Chances are, however, that the denial is not an aberration on the part of the Supreme Court. "This is a court," notes Chemerinksy, "that has been consistently hostile to affirmative action programs and has in fact invalidated every affirmative action program that's been before it in recent years." Considering the court's stance--and the refusal of minority and women-owned businesses to back down from their need for set-aside programs--this sticky issue is clearly far from over.
Young And The Restless
Contest honors rising stars.
These kids nowadays. Not content to veg out on MTV and hang out at the mall like their '80s predecessors, a growing number of today's young adults are taking a more drastic, alternative route to combating teen angst--they're starting their own businesses.

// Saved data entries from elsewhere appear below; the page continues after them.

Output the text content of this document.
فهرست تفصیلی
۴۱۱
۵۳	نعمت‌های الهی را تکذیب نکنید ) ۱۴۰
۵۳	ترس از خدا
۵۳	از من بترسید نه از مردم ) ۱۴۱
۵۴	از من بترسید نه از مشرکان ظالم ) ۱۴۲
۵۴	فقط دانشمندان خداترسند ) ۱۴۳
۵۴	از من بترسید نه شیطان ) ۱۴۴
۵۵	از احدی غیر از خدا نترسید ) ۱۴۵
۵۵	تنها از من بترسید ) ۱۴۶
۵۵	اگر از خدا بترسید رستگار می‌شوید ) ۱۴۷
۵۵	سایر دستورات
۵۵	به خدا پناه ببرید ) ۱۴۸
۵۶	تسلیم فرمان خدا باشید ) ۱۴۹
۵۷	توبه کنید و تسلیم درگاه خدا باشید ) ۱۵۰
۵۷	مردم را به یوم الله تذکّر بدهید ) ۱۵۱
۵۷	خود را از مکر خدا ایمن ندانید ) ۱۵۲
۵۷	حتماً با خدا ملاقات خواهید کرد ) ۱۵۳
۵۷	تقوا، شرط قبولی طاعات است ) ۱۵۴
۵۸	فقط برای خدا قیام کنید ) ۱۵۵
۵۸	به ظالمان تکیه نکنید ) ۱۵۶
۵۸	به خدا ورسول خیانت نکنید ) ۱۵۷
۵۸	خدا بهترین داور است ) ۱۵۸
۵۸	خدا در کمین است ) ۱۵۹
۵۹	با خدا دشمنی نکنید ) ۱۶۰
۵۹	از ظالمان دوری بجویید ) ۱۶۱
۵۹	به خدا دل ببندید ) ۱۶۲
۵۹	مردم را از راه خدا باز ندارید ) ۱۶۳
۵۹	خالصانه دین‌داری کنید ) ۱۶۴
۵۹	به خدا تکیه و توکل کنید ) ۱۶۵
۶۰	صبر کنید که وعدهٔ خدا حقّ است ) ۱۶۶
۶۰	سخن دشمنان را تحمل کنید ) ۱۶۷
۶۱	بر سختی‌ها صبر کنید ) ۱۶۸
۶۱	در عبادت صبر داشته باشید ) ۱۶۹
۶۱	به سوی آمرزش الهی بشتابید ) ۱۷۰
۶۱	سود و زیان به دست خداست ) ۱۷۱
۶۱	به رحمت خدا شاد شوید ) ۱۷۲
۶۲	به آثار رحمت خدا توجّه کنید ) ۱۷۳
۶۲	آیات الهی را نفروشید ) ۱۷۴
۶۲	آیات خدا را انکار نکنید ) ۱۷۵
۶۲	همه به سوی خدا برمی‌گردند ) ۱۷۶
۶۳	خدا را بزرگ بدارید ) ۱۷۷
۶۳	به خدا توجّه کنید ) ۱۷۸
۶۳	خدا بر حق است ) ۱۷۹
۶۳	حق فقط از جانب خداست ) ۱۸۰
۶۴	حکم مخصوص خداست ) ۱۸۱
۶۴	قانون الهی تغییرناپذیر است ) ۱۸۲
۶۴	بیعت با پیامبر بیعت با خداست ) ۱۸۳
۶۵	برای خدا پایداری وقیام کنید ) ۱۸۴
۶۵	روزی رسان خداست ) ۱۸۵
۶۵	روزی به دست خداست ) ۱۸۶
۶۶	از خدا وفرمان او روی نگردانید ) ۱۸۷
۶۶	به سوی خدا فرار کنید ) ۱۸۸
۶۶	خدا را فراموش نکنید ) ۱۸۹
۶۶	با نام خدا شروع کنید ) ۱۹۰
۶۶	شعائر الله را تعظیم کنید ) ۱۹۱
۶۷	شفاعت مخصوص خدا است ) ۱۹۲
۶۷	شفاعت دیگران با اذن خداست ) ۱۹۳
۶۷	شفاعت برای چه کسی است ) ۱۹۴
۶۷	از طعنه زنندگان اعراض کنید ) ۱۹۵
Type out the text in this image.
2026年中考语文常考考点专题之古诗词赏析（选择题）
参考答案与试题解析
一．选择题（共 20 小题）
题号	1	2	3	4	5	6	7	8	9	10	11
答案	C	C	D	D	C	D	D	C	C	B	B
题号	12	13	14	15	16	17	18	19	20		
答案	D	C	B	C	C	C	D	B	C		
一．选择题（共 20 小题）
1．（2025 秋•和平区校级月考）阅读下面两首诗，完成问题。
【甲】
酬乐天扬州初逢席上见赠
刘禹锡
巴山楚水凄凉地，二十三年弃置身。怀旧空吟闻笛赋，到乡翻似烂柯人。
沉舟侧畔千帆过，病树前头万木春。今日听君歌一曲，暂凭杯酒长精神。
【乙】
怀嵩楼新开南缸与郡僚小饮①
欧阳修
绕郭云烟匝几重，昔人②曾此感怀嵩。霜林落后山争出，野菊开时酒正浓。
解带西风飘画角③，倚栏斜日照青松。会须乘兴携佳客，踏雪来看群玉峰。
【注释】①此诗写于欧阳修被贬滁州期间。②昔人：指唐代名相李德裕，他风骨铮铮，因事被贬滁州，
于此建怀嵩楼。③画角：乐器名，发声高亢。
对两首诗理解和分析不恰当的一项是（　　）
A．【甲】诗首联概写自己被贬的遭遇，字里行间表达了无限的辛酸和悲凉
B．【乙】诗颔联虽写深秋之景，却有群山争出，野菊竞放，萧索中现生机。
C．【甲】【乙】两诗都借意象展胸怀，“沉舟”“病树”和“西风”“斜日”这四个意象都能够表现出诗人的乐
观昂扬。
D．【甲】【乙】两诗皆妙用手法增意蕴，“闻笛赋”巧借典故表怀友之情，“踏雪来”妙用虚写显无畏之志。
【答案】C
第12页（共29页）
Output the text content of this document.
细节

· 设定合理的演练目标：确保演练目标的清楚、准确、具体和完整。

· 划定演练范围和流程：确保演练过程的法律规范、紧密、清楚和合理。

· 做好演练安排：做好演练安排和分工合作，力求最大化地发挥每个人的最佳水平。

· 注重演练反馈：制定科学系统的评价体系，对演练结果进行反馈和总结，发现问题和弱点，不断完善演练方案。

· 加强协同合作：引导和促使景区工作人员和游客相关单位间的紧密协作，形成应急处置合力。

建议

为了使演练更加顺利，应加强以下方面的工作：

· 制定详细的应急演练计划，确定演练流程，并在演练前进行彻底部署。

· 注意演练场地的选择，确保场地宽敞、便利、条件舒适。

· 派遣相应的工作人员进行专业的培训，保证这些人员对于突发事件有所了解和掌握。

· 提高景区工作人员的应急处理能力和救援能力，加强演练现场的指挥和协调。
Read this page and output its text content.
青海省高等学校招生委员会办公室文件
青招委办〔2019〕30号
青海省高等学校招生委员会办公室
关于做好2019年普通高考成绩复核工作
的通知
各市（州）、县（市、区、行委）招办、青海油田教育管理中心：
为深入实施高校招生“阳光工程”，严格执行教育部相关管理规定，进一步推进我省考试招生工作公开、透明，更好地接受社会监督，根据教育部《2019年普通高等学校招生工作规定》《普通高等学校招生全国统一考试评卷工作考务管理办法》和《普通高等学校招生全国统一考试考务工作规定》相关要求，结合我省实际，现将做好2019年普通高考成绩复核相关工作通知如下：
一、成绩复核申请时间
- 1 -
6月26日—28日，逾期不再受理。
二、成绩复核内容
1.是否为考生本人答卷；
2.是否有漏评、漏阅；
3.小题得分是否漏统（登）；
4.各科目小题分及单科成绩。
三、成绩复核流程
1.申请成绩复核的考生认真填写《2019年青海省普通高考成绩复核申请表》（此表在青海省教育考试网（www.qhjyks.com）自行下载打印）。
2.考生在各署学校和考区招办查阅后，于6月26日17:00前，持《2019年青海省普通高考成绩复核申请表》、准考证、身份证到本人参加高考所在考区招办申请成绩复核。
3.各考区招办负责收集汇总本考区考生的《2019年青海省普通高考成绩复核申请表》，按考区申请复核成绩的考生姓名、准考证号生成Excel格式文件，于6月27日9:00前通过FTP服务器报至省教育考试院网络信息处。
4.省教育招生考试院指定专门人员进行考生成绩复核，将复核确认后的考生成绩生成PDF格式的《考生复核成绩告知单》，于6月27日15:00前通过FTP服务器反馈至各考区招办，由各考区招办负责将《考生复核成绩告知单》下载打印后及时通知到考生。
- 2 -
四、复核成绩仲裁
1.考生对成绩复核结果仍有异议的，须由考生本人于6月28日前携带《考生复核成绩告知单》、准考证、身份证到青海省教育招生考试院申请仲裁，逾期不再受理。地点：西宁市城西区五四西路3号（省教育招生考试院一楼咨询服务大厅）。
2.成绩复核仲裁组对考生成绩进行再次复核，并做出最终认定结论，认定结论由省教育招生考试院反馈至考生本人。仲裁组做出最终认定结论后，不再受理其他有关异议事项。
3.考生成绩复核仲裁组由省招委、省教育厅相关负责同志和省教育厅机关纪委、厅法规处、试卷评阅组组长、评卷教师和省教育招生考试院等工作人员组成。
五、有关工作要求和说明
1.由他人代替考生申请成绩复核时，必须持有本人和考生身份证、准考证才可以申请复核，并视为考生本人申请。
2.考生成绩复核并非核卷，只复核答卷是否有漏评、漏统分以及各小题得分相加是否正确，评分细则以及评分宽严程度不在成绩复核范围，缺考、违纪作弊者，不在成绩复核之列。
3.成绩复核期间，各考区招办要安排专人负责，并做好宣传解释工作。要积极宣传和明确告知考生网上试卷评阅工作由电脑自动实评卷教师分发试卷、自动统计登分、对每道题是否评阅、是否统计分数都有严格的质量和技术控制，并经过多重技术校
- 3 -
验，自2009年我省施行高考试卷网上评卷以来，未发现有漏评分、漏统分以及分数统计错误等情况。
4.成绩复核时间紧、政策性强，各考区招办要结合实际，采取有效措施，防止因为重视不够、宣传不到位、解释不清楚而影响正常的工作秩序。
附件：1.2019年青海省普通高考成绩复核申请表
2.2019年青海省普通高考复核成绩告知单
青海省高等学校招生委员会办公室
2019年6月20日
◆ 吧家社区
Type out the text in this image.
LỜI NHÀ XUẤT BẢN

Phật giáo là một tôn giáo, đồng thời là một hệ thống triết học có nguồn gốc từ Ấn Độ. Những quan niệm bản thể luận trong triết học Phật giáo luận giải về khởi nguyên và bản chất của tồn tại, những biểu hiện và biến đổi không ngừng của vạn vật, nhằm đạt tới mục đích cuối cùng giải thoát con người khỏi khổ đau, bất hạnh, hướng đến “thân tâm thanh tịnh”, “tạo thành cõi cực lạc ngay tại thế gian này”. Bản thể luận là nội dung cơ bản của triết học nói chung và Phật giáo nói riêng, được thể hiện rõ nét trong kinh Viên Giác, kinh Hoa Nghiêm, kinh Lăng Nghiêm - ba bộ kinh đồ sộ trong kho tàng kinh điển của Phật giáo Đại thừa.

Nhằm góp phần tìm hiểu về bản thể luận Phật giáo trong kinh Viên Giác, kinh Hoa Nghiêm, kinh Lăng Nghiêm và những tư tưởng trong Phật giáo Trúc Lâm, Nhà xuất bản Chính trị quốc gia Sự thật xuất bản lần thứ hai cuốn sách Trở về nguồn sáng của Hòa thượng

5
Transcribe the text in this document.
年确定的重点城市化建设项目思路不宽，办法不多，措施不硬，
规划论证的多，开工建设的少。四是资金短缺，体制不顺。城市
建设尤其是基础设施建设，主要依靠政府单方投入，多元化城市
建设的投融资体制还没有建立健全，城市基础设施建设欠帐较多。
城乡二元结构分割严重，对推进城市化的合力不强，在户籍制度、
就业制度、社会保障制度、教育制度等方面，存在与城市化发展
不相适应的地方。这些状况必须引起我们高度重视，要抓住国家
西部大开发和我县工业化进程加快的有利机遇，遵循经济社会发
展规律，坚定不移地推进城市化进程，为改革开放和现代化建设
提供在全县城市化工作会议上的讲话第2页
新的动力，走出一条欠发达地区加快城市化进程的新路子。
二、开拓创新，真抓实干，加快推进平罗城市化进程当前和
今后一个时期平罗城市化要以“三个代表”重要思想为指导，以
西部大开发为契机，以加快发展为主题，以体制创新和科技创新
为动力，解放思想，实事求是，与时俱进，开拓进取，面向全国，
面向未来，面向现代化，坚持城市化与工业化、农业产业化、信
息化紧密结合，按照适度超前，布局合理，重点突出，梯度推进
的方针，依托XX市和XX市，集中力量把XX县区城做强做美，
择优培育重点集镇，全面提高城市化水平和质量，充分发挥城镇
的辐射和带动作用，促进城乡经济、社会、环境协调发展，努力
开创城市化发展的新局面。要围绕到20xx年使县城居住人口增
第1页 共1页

Granted, succeeding in business provides more tangible satisfaction than progressing to a new level on a video game. "There's an art to it," says Steven Todd, an 18-year-old who started ST Hay Investments in Ojai, California, two years ago. "It's all about how you create your business, how you run it, and how you treat your customers."
Todd, the winner of the 1997 Outstanding High School Entrepreneur Contest sponsored by Johnson & Wales University, acknowledges that this drive sets him apart from the media portrayal of teens, which, he says, tends to publicize gangs. "When you're our age," he says, "people put you in a particular class."
In reality, life for this high school entrepreneur, who buys and sells livestock hay, is sort of like a campy John Hughes teen movie. "I go to school with a lot of preppies, and show up with hay in the back of my truck," says Todd. "Even the principal laughs. But I feel it's their loss. They just go home, and I'm building something."
The underdog phenomenon isn't anything new to those who dare to cross a new border in business ownership. When Gertrude Johnson and Mary Wales started their Providence, Rhode Island, school in 1914 with seven secretarial students, many considered the entrepreneurial women an aberration rather than pioneers. "They probably had a tougher time, simply because it wasn't `the thing to do,' " says Daniel Viveiros, a Johnson & Wales professor of business who's been involved in the high school entrepreneur contest since it started six years ago. "Now it's more accepted for younger people to go into business. There's been more exposure to the benefits of entrepreneurship in the past few years, which stimulates their interest."
This new generation of entrepreneurs, says Viveiros, "is more independent, more free-spirited, more creative. The business ideas are getting better. They're always looking for an angle."
And, like Johnson and Wales before him, Todd and the other seven contest finalists are always looking for the opportunity to break down barriers. "I hope a lot of kids follow in our footsteps," Todd says, "and that the number of entrepreneurs doubles or triples."